Rebecca’s heart bounded as she learned that a mortgage represented a certain stage in worldly prosperity.
“Well,” she said, sniffing in the fragrance of the new-mown hay and growing hopeful as she did so; “maybe the sick woman will be better such a beautiful day, and maybe the husband will come back to make it up and say he’s sorry, and sweet content will reign in the humble habitation that was once the scene of poverty, grief, and despair. That’s how it came out in a story I’m reading.”
“I hain’t noticed that life comes out like stories very much,” responded the pessimistic blacksmith, who, as Rebecca privately thought, had read less than half a dozen books in his long and prosperous career.

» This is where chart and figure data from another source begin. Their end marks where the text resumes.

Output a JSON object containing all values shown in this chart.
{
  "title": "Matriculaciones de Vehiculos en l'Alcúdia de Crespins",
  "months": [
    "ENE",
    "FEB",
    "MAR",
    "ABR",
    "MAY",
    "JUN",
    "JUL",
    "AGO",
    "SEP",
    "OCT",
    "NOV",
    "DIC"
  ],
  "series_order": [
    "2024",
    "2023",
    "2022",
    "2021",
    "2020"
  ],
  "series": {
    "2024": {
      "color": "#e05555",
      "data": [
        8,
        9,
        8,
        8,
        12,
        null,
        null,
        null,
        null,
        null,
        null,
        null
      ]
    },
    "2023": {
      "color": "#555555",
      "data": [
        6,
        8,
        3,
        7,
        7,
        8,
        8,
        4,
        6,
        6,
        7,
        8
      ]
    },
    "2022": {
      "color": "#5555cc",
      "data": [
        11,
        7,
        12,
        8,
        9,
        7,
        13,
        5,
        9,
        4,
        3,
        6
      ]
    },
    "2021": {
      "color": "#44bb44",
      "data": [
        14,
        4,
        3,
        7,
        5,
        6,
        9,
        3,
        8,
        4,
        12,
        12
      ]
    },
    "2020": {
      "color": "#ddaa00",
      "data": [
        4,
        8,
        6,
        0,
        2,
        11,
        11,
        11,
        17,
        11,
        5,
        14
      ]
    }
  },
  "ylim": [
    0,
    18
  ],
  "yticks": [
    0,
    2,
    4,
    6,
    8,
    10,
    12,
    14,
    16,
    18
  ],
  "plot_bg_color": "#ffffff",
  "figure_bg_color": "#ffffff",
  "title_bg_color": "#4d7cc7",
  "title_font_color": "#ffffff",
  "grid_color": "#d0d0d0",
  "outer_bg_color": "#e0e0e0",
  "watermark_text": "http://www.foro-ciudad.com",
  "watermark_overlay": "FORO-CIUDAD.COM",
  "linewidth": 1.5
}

A drive of three or four miles brought the party to a patch of woodland where many of the tall pines had been hewn the previous winter. The roof of a ramshackle hut was outlined against a background of young birches, and a rough path made in hauling the logs to the main road led directly to its door.
As they drew near the figure of a woman approached — Mrs. Lizy Ann Dennett, in a gingham dress, with a calico apron over her head.
“Good morning, Mr. Perkins,” said the woman, who looked tired and irritable. “I’m real glad you come right over, for she took worse after I sent you word, and she’s dead.”
Dead! The word struck heavily and mysteriously on the children’s ears. Dead! And their young lives, just begun, stretched on and on, all decked, like hope, in living green. Dead! And all the rest of the world reveling in strength. Dead! With all the daisies and buttercups waving in the fields and the men heaping the mown grass into fragrant cocks or tossing it into heavily laden carts. Dead! With the brooks tinkling after the summer showers, with the potatoes and corn blossoming, the birds singing for joy, and every little insect humming and chirping, adding its note to the blithe chorus of warm, throbbing life.
“I was all alone with her. She passed away suddenly jest about break o’ day,” said Lizy Ann Dennett.